Сьюзэн тоже так всегда говорила: «С нашим домом ничего не случится». Все меняется. Люди меняются. Но схема, похоже, остается та же. Впрочем, столько уж было штормов на моей памяти, которых я даже не замечала, думала Эспер. Сын в конце концов находится не за тысячу миль от Больших Отмелей. Нечего паниковать.
Но беспокойство тем не менее росло. Ветер за окнами ревел. Пошел сильный дождь, он порывами налетал на оконные стекла. А в редкие мгновения затишья доносился рокочущий шум волн, разбивавшихся о преграждавшую им путь стену.
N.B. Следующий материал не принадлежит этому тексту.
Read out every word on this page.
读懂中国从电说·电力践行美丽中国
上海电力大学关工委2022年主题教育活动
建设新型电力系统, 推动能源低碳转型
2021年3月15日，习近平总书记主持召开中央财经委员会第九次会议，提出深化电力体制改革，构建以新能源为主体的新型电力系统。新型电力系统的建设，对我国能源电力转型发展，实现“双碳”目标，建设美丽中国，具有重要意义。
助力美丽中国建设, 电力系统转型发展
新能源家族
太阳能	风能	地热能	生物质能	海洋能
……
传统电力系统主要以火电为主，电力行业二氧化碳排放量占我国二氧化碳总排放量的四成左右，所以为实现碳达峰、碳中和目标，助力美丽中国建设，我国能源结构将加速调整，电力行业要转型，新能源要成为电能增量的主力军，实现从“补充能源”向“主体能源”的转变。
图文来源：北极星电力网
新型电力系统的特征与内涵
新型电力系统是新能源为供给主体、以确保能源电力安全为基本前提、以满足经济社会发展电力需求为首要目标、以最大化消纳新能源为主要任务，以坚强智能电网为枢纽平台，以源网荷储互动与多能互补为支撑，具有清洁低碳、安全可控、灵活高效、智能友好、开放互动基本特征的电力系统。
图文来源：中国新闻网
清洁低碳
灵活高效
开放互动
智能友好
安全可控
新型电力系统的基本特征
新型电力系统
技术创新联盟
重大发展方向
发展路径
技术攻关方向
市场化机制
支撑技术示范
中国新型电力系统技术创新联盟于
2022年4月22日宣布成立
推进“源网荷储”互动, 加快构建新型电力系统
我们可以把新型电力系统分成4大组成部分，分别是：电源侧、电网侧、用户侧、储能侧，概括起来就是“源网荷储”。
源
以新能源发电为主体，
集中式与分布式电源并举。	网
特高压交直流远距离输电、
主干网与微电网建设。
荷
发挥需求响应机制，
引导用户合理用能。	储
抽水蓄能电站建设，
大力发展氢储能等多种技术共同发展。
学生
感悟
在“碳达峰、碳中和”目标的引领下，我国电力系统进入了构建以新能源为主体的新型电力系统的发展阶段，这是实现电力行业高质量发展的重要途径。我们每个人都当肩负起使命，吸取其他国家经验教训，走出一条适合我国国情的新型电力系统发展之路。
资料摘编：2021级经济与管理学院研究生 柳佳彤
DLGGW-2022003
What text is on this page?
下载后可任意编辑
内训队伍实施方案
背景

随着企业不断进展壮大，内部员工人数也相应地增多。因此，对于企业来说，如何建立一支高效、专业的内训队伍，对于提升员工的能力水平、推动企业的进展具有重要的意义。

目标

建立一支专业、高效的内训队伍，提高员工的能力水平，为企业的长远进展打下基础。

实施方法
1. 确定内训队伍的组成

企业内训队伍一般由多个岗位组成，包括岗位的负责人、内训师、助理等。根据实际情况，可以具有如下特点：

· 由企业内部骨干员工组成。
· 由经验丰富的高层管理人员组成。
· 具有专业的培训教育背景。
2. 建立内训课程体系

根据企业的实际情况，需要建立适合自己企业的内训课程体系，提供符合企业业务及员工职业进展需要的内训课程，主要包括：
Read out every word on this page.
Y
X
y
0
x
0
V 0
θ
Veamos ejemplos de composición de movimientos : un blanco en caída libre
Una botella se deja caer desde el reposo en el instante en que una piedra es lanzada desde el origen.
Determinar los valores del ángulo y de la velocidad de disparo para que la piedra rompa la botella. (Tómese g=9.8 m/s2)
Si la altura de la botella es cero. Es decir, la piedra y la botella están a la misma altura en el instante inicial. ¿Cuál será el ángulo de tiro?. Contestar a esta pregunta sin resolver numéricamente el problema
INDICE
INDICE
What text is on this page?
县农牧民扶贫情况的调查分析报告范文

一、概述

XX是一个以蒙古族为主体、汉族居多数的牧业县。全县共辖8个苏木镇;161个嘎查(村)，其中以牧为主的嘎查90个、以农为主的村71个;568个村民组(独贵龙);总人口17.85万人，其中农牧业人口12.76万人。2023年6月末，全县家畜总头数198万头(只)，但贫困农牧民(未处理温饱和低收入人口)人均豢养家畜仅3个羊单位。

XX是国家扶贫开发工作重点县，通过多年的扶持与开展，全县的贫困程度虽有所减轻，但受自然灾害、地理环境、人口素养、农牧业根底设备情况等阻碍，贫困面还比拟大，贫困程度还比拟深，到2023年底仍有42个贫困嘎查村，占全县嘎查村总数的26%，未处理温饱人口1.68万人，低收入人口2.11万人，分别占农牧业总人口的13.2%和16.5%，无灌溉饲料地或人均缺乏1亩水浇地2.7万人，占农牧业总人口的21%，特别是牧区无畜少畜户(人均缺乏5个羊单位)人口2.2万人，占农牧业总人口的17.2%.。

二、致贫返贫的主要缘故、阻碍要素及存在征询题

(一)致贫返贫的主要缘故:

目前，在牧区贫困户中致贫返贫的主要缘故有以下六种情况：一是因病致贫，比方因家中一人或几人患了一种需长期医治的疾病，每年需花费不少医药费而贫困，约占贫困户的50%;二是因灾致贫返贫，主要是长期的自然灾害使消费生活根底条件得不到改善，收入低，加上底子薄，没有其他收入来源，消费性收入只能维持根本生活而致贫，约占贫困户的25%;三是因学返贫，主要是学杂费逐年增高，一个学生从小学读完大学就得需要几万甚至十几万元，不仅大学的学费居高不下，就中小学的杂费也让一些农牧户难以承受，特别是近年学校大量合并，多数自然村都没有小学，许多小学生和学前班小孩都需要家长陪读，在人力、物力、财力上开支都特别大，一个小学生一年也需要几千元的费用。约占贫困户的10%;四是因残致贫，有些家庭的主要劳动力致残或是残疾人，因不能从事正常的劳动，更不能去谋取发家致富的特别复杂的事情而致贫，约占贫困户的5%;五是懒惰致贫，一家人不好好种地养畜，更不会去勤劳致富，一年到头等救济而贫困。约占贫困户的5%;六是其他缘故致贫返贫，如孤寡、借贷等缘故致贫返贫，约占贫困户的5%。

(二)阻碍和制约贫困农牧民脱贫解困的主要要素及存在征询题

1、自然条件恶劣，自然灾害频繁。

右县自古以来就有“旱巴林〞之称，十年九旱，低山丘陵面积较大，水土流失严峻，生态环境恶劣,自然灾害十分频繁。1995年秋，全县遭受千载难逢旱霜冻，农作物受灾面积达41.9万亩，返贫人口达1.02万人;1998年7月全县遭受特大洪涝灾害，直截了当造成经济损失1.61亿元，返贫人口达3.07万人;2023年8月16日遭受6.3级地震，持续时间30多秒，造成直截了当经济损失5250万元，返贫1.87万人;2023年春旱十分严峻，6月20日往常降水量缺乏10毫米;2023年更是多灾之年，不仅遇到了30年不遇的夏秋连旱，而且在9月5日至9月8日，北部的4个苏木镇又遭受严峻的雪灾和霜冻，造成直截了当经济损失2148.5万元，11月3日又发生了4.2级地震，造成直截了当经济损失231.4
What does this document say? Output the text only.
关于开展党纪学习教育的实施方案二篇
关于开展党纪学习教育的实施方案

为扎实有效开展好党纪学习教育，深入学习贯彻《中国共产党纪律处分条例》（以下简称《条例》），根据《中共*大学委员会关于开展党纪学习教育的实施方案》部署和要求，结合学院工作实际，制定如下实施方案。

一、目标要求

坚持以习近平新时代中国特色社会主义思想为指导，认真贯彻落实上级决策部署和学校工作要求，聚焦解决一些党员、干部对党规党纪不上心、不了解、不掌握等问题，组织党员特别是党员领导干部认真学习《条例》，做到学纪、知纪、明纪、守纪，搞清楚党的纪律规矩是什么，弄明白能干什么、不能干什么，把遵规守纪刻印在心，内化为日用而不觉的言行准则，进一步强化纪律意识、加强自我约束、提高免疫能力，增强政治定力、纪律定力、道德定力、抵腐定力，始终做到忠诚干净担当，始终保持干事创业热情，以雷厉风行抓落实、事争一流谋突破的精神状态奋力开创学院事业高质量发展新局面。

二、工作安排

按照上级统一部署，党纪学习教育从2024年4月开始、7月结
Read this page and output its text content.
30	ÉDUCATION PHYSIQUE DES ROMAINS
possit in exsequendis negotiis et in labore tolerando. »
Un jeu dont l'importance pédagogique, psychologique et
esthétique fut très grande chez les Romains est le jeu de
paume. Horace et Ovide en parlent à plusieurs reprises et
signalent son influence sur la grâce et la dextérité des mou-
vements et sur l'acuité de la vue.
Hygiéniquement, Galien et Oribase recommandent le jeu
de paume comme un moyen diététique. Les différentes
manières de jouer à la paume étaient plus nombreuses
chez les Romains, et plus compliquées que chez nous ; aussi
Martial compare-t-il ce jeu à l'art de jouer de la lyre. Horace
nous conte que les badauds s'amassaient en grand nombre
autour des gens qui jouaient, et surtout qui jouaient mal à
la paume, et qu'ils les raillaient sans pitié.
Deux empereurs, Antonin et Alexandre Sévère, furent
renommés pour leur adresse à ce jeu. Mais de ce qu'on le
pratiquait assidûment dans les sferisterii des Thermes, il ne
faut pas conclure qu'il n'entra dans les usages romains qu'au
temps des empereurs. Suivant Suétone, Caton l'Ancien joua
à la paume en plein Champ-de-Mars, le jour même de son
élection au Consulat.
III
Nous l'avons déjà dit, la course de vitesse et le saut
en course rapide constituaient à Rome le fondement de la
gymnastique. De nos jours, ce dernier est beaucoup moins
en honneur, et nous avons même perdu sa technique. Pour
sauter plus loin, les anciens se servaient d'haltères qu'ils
Элеонора открыла дверь и вошла в старую кухню.
— Что за ночка! — сказала она с чувством. — Похоже, в «Рокмир» сегодня ходить не стоит. Простите, что беспокою вас, матушка Портермэн, но вы же знаете Генри. Когда речь заходит о еде, он всегда привередничает.
— Да, в ресторане ему было бы лучше, — хмуро проговорила Эспер. — Но я помню его еще таким, когда ему нравились оладьи с моллюсками, жареные бобы под соусом и имбирные пряники. Думаю, ничего с ним не случится, если сегодня он вспомнит свое детство.
— Да… Конечно, — слегка улыбнулась Элеонора.
Она пристроилась в виндзорском кресле, распространяя вокруг себя тонкий аромат французской гвоздики. Ее темные волосы отливали матовым блеском, в мочках ушей красовались большие жемчужины, к блузке из ирландских кружев была приколота брошь с бриллиантами и сапфирами, а также маленькие часики.
— Может, вам чем-нибудь помочь? — проговорила она лениво, глядя на огонь.
— Нет. У меня уже все готово, а Карла накроет стол. Она это умеет. Гостевые приборы, милая, — сказала Эспер девочке, показав глазами на стаффордширский сервиз, стоящий в шкафчике. Когда Эспер жила с Уолтом, пользовались обычно только оловянной посудой.
Карла проворно кинулась выполнять просьбу бабушки. Ей очень нравились большие синие тарелки с картинками в середине: фрегат «Конституция» и президент Вашингтон, гордо восседавший на коне.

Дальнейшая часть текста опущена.